Comment by jmalicki

7 hours ago

> How do they know [person] is an expert in [some field]? How do they find that person?

They have a PhD from a top school, they are a licensed attorney, they are a licensed physician, a board certified cardiologist, etc.

They are constantly recruiting from these populations with well-paying side gigs.

> 4) And judge the result

That's what they pay the experts for. And to have experts review the other experts with peer review.

> You can find a lot of people who disagree on many topics, and those turtles go all the way down.

Which is why everything has to be well-calibrated and not just a hot take - a well reasoned opinion any expert would find fair.

Noone is really caring about hallucinations on point facts these days though, it is much more about complex reasoning tasks.
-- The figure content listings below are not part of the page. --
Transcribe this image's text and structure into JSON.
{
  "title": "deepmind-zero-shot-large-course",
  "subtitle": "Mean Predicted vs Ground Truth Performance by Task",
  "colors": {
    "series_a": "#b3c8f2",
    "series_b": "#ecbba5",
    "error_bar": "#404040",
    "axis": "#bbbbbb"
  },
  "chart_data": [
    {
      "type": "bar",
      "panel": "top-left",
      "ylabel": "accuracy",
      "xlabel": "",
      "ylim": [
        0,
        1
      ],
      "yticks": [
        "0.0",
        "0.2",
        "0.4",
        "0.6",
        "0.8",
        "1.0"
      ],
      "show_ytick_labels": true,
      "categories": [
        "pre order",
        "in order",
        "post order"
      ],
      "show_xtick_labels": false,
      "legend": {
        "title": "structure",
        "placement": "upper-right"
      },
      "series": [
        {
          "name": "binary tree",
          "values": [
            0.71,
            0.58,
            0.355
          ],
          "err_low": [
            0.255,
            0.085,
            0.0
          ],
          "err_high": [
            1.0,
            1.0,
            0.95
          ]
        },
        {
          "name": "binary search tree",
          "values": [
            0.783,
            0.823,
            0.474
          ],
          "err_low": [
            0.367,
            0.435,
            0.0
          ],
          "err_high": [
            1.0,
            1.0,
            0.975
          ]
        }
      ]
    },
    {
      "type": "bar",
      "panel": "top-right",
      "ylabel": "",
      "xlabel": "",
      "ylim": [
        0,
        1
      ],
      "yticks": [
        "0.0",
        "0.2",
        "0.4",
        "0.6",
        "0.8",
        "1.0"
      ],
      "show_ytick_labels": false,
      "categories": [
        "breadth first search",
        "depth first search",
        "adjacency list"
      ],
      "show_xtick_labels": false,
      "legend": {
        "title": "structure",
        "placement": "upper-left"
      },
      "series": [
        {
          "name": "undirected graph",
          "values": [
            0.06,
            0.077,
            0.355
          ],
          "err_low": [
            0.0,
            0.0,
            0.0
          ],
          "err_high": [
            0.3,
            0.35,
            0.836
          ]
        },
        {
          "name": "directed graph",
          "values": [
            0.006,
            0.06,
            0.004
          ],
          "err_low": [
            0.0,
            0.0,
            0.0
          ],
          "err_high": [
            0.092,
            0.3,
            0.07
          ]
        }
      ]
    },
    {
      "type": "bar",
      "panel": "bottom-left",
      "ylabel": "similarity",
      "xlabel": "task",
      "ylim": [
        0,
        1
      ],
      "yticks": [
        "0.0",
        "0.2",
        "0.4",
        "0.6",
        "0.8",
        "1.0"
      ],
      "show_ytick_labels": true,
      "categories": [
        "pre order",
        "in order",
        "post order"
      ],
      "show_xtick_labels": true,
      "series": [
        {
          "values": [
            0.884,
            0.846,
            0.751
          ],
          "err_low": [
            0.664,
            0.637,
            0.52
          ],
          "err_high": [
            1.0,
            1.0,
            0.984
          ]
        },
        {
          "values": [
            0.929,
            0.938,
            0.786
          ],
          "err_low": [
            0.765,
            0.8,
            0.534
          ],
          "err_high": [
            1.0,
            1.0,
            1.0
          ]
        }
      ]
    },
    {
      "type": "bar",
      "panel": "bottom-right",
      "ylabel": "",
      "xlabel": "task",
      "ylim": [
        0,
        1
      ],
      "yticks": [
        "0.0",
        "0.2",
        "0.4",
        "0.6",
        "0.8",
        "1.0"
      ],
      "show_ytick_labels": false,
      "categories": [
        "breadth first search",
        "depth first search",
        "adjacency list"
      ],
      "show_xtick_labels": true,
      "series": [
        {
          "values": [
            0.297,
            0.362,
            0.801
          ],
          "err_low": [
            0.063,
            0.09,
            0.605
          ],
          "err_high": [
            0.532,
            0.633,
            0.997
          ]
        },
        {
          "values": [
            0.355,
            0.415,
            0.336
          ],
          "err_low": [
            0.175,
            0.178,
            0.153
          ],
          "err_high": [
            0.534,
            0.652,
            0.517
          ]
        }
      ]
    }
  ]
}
Can they move the bar on the complexity of software LLMs do on their own? Can they get to a point where LLMs can begin to replace physicians? Financial advisors? Actuaries? etc.

13 comments

jmalicki

macleginn 6 hours ago

> Noone is really caring about hallucinations on point facts these days though, it is much more about complex reasoning tasks.

The boundary is pretty thin there though. E.g., Gemini recently told me that a certain papers claims that two frameworks are mathematically equivalent, while the paper shows the opposite, and yesterday Google's AI overview told me that no World Cup matches were scheduled for that day despite their being several of them. The model probably used complex reasoning to arrive at both (incorrect) answers, but superficially they look like basic errors of fact.

jmalicki 6 hours ago
That is a great example of the kind of thing they're paying people to create as training data.
You write the prompt, and then write rubrics to judge the responses, and you found something the model failed at. Congratulations, you just earned $500, now do it again.
- macleginn 3 hours ago
  
  Not the worst way to make money, but if internet-scale data were not enough to reduce errors to a somewhat tolerable margin, how much data do they hope to collect in this manner?
  
  4 replies →

maxnevermind 4 hours ago

That is informative, I was suspecting that is how models improve their performance on some convoluted "non-googlabe" benchmarks like SimpleBench, that is how, they just got the taste of those those questions from publicly available samples and then hired people to generate similar questions and provide answers for them.

I wonder if extracting those static reasoning chains make sense given a Rich Sutton's "The Bitter Lesson" and Geoffrey Hinton's "People should stop training radiologists now.". I guess until participants make money they won't stop, not sure if they do, so far it is more about expectation of profitability as I understand.

jmalicki 3 hours ago
There is one level that these training data give examples of specific static reasoning chains.
Given exposure to enough reasoning chains, with training data that is designed around adversarial reasoning and teaching models to reason, these types of training data might be key to teaching models to reason beyond what they could gather from static data.
- maxnevermind 3 hours ago
  
  > these types of training data might be key to teaching models to reason beyond what they could gather from static data.
  I was under impression that every time LLMs try to be truly novel and they need to assume things in the area where they didn't have enough data points that there were trained on, results are not good, has that changed?
  
  1 reply →

giardini 5 hours ago

Ahhhh! the ever-present omniscient "they" of paranoia!

But be careful: they are watching you and they don't want you giving away their secrets!